Monday, August 13, 2012

Cranberry Granola


I like to think of making granola as playtime in the kitchen.  Cooking freedom at its best, granola is a very versatile and open-ended concoction.  Add whatever suits your fancy to the bulk of the cereal, add a blend of oil and something sweet to stick it together, dry it out in the oven, and there you have it.  You will find about as many granola "recipes" as there are kitchens.   I started with this recipe from Eating Well because I was intrigued by the use of the juice concentrate.  Have fun, and make your own creative alterations! 
Here's what I did to make it work for us:

2/3 cup frozen unsweetened apple juice concentrate, thawed
1/2 cup honey
1/3 cup coconut oil
1/4 cup packed muscavado brown sugar
1 tablespoon ground cinnamon
1/2 teaspoon salt, or to taste
2 teaspoons vanilla
6 cups old fashioned rolled oats, (use 5 cups if you prefer your granola sweeter)
1 cup old fashioned rolled oats, processed to a coarse flour (about 3/4 cup coarse oat flour)
1/4 cup ground flaxseed
1 cup sliced almonds (pecan pieces would be lovely!)
1/2 cup sunflower seeds
1 cup dried cranberries, divided

1.  Preheat to 325°F. Lightly grease two large rimmed baking sheets and set aside.

2.  Stir together apple juice concentrate, maple syrup or honey, oil and brown sugar in a medium saucepan. Bring to a simmer over medium-high heat, stirring constantly. Remove from heat; stir in vanilla, cinnamon and salt.

3.  Mix oats, oat flour, ground flaxseed, almonds and sunflower seeds in a large bowl. Stir in the juice mixture; toss to coat. Spread the granola evenly on the prepared baking sheets.

4.  Bake the granola for 15 minutes, stirring once or twice. Reverse sheets top to bottom and continue baking until lightly browned and aromatic, stirring a few times, about 15 minutes more. Transfer the baking sheets to wire racks; stir 1/2 cup dried cranberries into the granola on each sheet. Let cool completely.

**If baking only one tray of granola at a time, reduce baking time.  The amount of time listed allows for two trays to bake in the oven at once.  Only one tray in the oven alters the time necessary.  Just keep on eye on your granola.  Burnt granola is not so fun...

**I store our granola in jars that are just the right amount for our family's breakfast.  They keep nicely in the freezer until we need them!

5 comments:

  1. Mmmmmm! I wish I had some of this already made for my breakfast this morning; this looks delicious!

    ReplyDelete
    Replies
    1. and I wish I could share some with you! ;)

      Delete
  2. Do you think other fruit juices would work in this recipe? I'm thinking about a cherry juice...

    ReplyDelete
    Replies
    1. Certainly! It needs to be juice concentrate to bring out enough flavor, but I think that cherry sounds fun! Hmmm, that makes me think...maybe add dried cherries, and maybe even a tiny bit of almond extract...have fun playing!

      Delete
  3. Have you ever tried "Lazy Granola" method? It eliminated the watching and multiple stirring times. We love it here!

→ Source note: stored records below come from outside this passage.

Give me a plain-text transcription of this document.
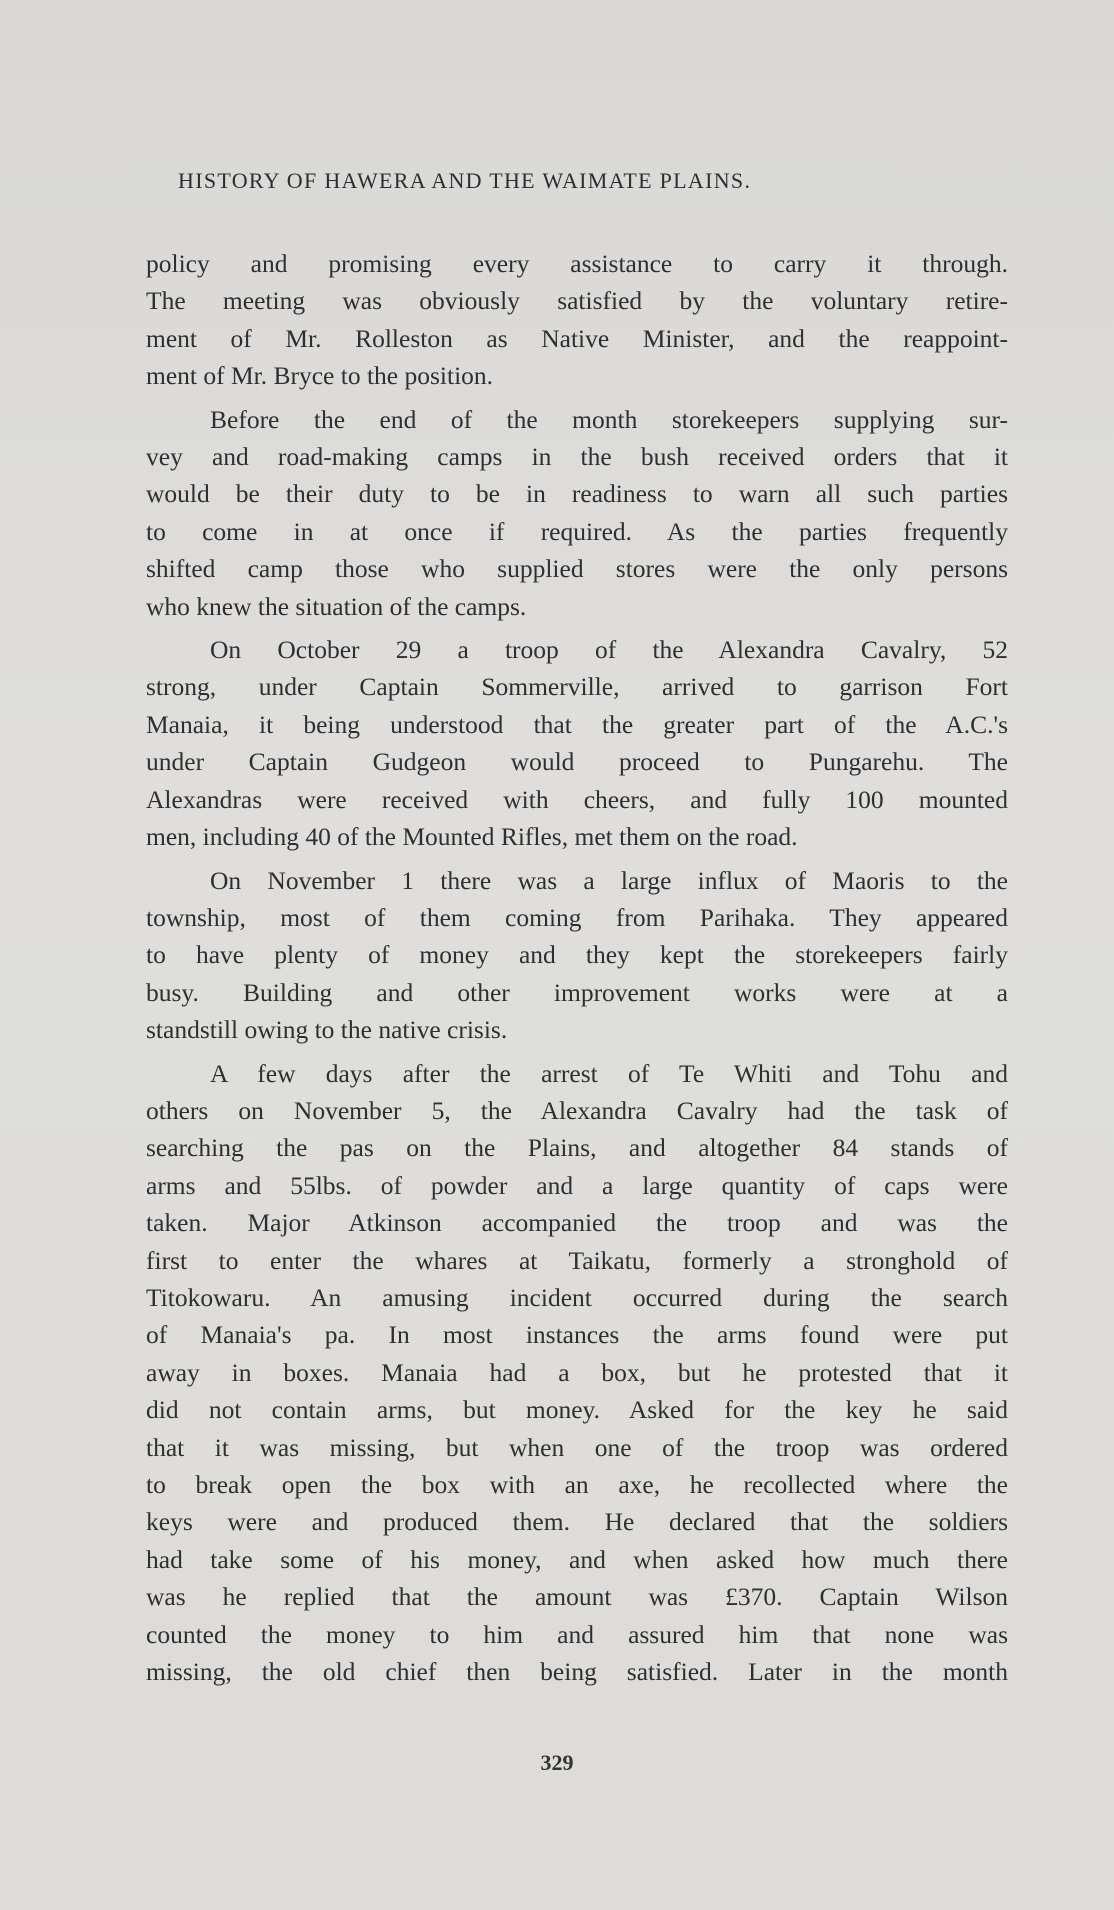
HISTORY OF HAWERA AND THE WAIMATE PLAINS.
policy and promising every assistance to carry it through.
The meeting was obviously satisfied by the voluntary retire-
ment of Mr. Rolleston as Native Minister, and the reappoint-
ment of Mr. Bryce to the position.
Before the end of the month storekeepers supplying sur-
vey and road-making camps in the bush received orders that it
would be their duty to be in readiness to warn all such parties
to come in at once if required. As the parties frequently
shifted camp those who supplied stores were the only persons
who knew the situation of the camps.
On October 29 a troop of the Alexandra Cavalry, 52
strong, under Captain Sommerville, arrived to garrison Fort
Manaia, it being understood that the greater part of the A.C.'s
under Captain Gudgeon would proceed to Pungarehu. The
Alexandras were received with cheers, and fully 100 mounted
men, including 40 of the Mounted Rifles, met them on the road.
On November 1 there was a large influx of Maoris to the
township, most of them coming from Parihaka. They appeared
to have plenty of money and they kept the storekeepers fairly
busy. Building and other improvement works were at a
standstill owing to the native crisis.
A few days after the arrest of Te Whiti and Tohu and
others on November 5, the Alexandra Cavalry had the task of
searching the pas on the Plains, and altogether 84 stands of
arms and 55lbs. of powder and a large quantity of caps were
taken. Major Atkinson accompanied the troop and was the
first to enter the whares at Taikatu, formerly a stronghold of
Titokowaru. An amusing incident occurred during the search
of Manaia's pa. In most instances the arms found were put
away in boxes. Manaia had a box, but he protested that it
did not contain arms, but money. Asked for the key he said
that it was missing, but when one of the troop was ordered
to break open the box with an axe, he recollected where the
keys were and produced them. He declared that the soldiers
had take some of his money, and when asked how much there
was he replied that the amount was £370. Captain Wilson
counted the money to him and assured him that none was
missing, the old chief then being satisfied. Later in the month
329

    Here is the basic recipe: http://lynnskitchenadventures.com/lra/nut-free-homemade-granola/

    And here is the one that I believe is adaptable to your fruit juice concentrate: http://www.lynnskitchenadventures.com/2011/05/homemade-strawberry-granola.html

    I think your idea of using fruit juice concentrate might work better than using the jam in the second recipe...it would give a stronger fruit flavor.

    I'm going to try the lazy granola method using your recipe with the fruit juice concentrate...can't wait!!!

    She also has several other granola recipes on her site.